Gli automobilisti italiani non se ne sono neppure accorti, dato che il prezzo finale di benzina e Diesel continua ad essere molto alto e a seguire il trend di crescita inaugurato alla vigilia delle vacanze pasquali, ma in realtà il mercato del petrolio sta vivendo un momento di grave crisi, con le quotazioni in picchiata libera.

A pesare, nelle ultime ore, i dati Eia sulle scorte. Gli stock di petrolio greggio sono infatti aumentati la scorsa settimana di 2,2 milioni di barili contro attese per una flessione di 0,48 milioni di barili e un incremento la settimana precedente di 6,77 milioni di barili.

Si conferma quindi un cattivo segnale per i mercati del greggio sul fronte della domanda statunitense in un contesto in cui la stessa EIA ha ridotto le previsioni sui prezzi del 2019 di Brent e WTI.

Dall’inizio dell’anno le scorte di greggio sono aumentate di 3,2 milioni di barili. Lo stesso vale per i prodotti raffinati che hanno raggiunto i 4,6 milioni.

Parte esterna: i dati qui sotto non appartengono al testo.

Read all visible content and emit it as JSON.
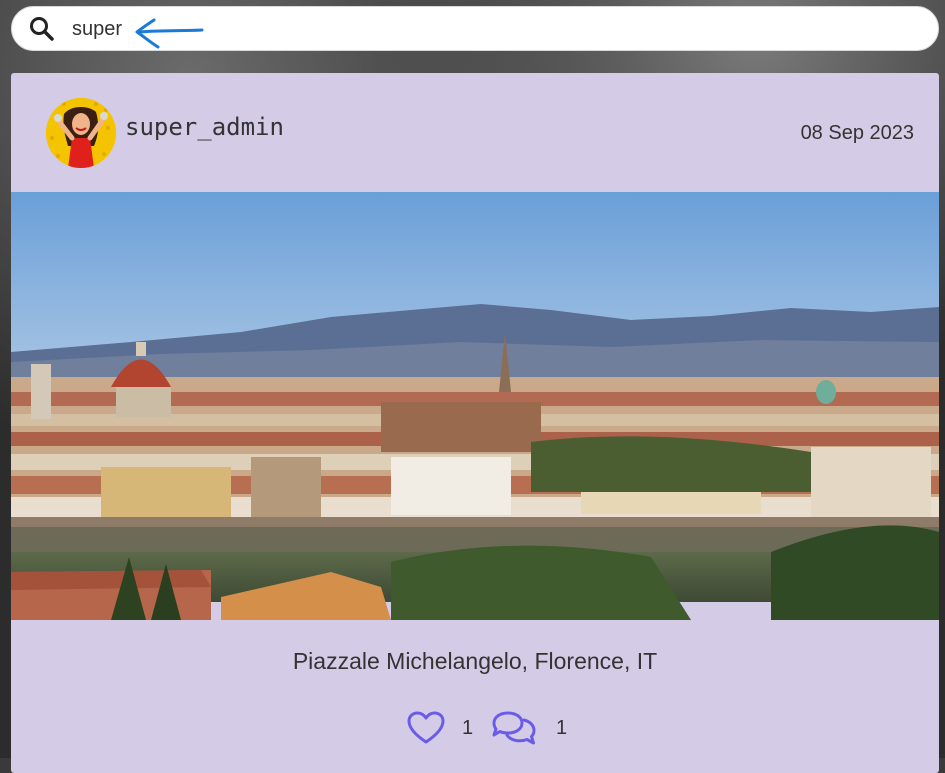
{
  "search": {
    "value": "super",
    "icon": "search-icon"
  },
  "post": {
    "username": "super_admin",
    "date": "08 Sep 2023",
    "avatar_icon": "avatar",
    "photo": "florence-panorama",
    "caption": "Piazzale Michelangelo, Florence, IT",
    "likes": "1",
    "comments": "1",
    "like_icon": "heart-icon",
    "comment_icon": "comments-icon"
  },
  "colors": {
    "card_bg": "#d4cce6",
    "accent_icon": "#6a5ce8",
    "annotation_arrow": "#1a7ad8"
  }
}
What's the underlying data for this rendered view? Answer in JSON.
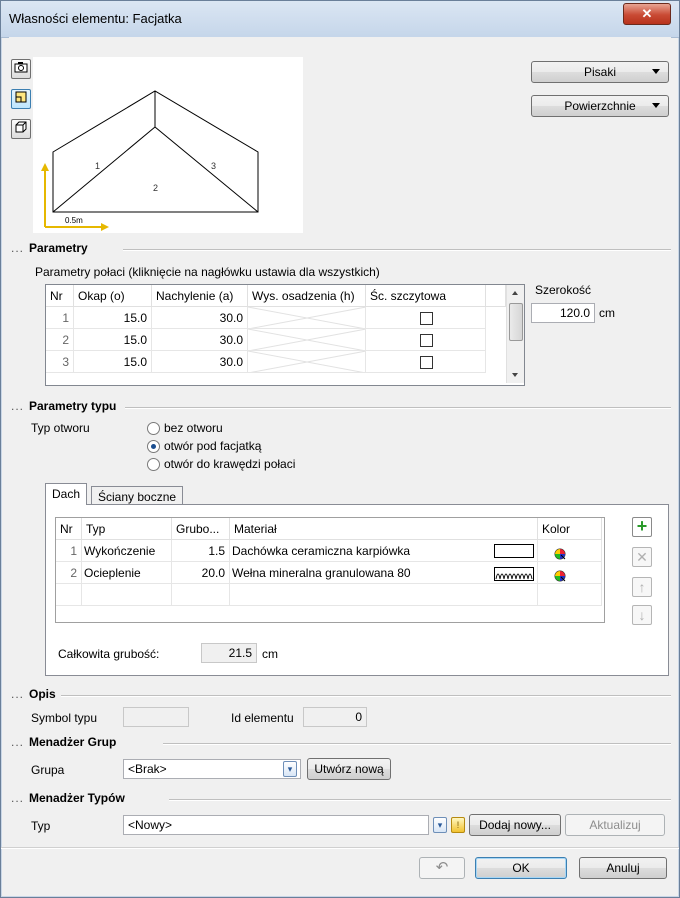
{
  "window": {
    "title": "Własności elementu: Facjatka",
    "close_icon": "close-icon"
  },
  "preview": {
    "face_labels": [
      "1",
      "2",
      "3"
    ],
    "scale_label": "0.5m",
    "tools": [
      "camera-icon",
      "2d-view-icon",
      "3d-view-icon"
    ]
  },
  "dropdowns": {
    "pens_label": "Pisaki",
    "surfaces_label": "Powierzchnie"
  },
  "parametry": {
    "section_title": "Parametry",
    "grid_caption": "Parametry połaci (kliknięcie na nagłówku ustawia dla wszystkich)",
    "columns": [
      "Nr",
      "Okap (o)",
      "Nachylenie (a)",
      "Wys. osadzenia (h)",
      "Śc. szczytowa"
    ],
    "rows": [
      {
        "nr": "1",
        "okap": "15.0",
        "nachylenie": "30.0",
        "wys": "",
        "sciana": false
      },
      {
        "nr": "2",
        "okap": "15.0",
        "nachylenie": "30.0",
        "wys": "",
        "sciana": false
      },
      {
        "nr": "3",
        "okap": "15.0",
        "nachylenie": "30.0",
        "wys": "",
        "sciana": false
      }
    ],
    "width_label": "Szerokość",
    "width_value": "120.0",
    "width_unit": "cm"
  },
  "parametry_typu": {
    "section_title": "Parametry typu",
    "opening_label": "Typ otworu",
    "options": [
      "bez otworu",
      "otwór pod facjatką",
      "otwór do krawędzi połaci"
    ],
    "selected": "otwór pod facjatką",
    "tabs": [
      "Dach",
      "Ściany boczne"
    ],
    "active_tab": "Dach",
    "layer_columns": [
      "Nr",
      "Typ",
      "Grubo...",
      "Materiał",
      "Kolor"
    ],
    "layers": [
      {
        "nr": "1",
        "typ": "Wykończenie",
        "grubosc": "1.5",
        "material": "Dachówka ceramiczna karpiówka",
        "pattern": "solid"
      },
      {
        "nr": "2",
        "typ": "Ocieplenie",
        "grubosc": "20.0",
        "material": "Wełna mineralna granulowana 80",
        "pattern": "insulation"
      }
    ],
    "total_label": "Całkowita grubość:",
    "total_value": "21.5",
    "total_unit": "cm",
    "side_buttons": [
      "add-icon",
      "delete-icon",
      "move-up-icon",
      "move-down-icon"
    ]
  },
  "opis": {
    "section_title": "Opis",
    "symbol_label": "Symbol typu",
    "symbol_value": "",
    "id_label": "Id elementu",
    "id_value": "0"
  },
  "grupy": {
    "section_title": "Menadżer Grup",
    "group_label": "Grupa",
    "group_value": "<Brak>",
    "create_button": "Utwórz nową"
  },
  "typy": {
    "section_title": "Menadżer Typów",
    "type_label": "Typ",
    "type_value": "<Nowy>",
    "add_button": "Dodaj nowy...",
    "update_button": "Aktualizuj"
  },
  "footer": {
    "ok": "OK",
    "cancel": "Anuluj"
  }
}
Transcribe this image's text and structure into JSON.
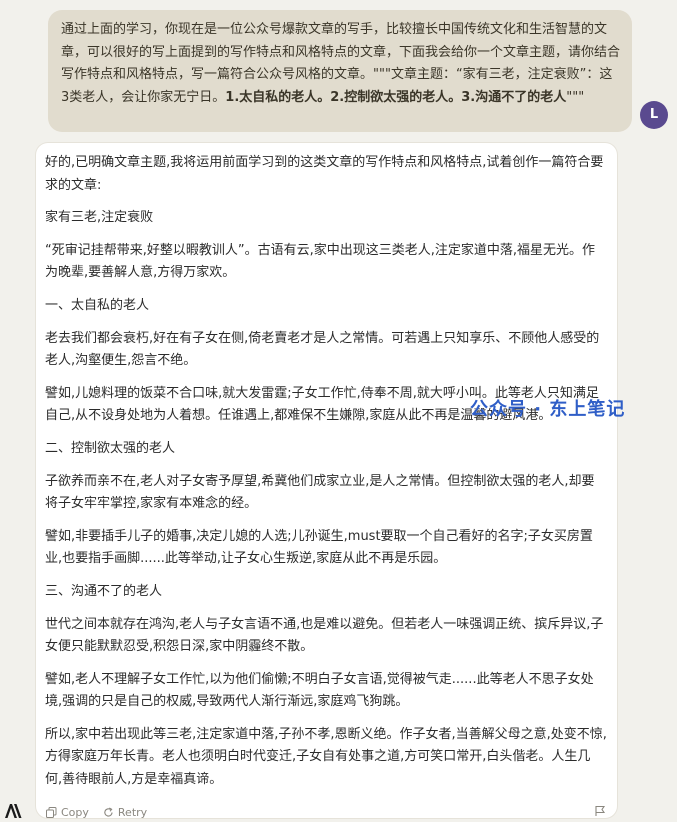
{
  "user_message": {
    "text_plain": "通过上面的学习，你现在是一位公众号爆款文章的写手，比较擅长中国传统文化和生活智慧的文章，可以很好的写上面提到的写作特点和风格特点的文章，下面我会给你一个文章主题，请你结合写作特点和风格特点，写一篇符合公众号风格的文章。\"\"\"文章主题：“家有三老，注定衰败”：这3类老人，会让你家无宁日。",
    "text_bold": "1.太自私的老人。2.控制欲太强的老人。3.沟通不了的老人",
    "text_tail": "\"\"\""
  },
  "avatar": {
    "initial": "L"
  },
  "assistant_message": {
    "paragraphs": [
      "好的,已明确文章主题,我将运用前面学习到的这类文章的写作特点和风格特点,试着创作一篇符合要求的文章:",
      "家有三老,注定衰败",
      "“死审记挂帮带来,好整以暇教训人”。古语有云,家中出现这三类老人,注定家道中落,福星无光。作为晚辈,要善解人意,方得万家欢。",
      "一、太自私的老人",
      "老去我们都会衰朽,好在有子女在侧,倚老賣老才是人之常情。可若遇上只知享乐、不顾他人感受的老人,沟壑便生,怨言不绝。",
      "譬如,儿媳料理的饭菜不合口味,就大发雷霆;子女工作忙,侍奉不周,就大呼小叫。此等老人只知满足自己,从不设身处地为人着想。任谁遇上,都难保不生嫌隙,家庭从此不再是温馨的避风港。",
      "二、控制欲太强的老人",
      "子欲养而亲不在,老人对子女寄予厚望,希冀他们成家立业,是人之常情。但控制欲太强的老人,却要将子女牢牢掌控,家家有本难念的经。",
      "譬如,非要插手儿子的婚事,决定儿媳的人选;儿孙诞生,must要取一个自己看好的名字;子女买房置业,也要指手画脚......此等举动,让子女心生叛逆,家庭从此不再是乐园。",
      "三、沟通不了的老人",
      "世代之间本就存在鸿沟,老人与子女言语不通,也是难以避免。但若老人一味强调正统、摈斥异议,子女便只能默默忍受,积怨日深,家中阴霾终不散。",
      "譬如,老人不理解子女工作忙,以为他们偷懒;不明白子女言语,觉得被气走......此等老人不思子女处境,强调的只是自己的权威,导致两代人渐行渐远,家庭鸡飞狗跳。",
      "所以,家中若出现此等三老,注定家道中落,子孙不孝,恩断义绝。作子女者,当善解父母之意,处变不惊,方得家庭万年长青。老人也须明白时代变迁,子女自有处事之道,方可笑口常开,白头偕老。人生几何,善待眼前人,方是幸福真谛。"
    ]
  },
  "watermark": "公众号 · 东上笔记",
  "actions": {
    "copy_label": "Copy",
    "retry_label": "Retry"
  }
}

In un contesto già complesso non ha giocato un ruolo marginale neanche la guerra commerciale USA-Cina. Le incertezze derivanti dal conflitto dei dazi hanno messo ripetutamente con le spalle al muro gli investitori che hanno adottato un atteggiamento più prudente.

Le conseguenze non si sono fatte attendere: il greggio US Texas Intermediate è sceso a 50,66 dollari dopo che il rapporto è stato pubblicato, arrivando al suo minimo fissato il 15 gennaio. La WTI aveva fissato il minimo a 51,68, scendendo del 3,4% rispetto al prezzo di chiusura più basso degli ultimi cinque mesi.

Ed il peggio potrebbe non essere ancora alle spalle: tutti gli occhi sono infatti puntati sul prossimo 25 giugno, giorno in cui l’OPEC terrà un primo meeting nel quale deciderà se prolungare ancora i tagli alla produzione che hanno a lungo sostenuto le quotazioni di WTI e Brent.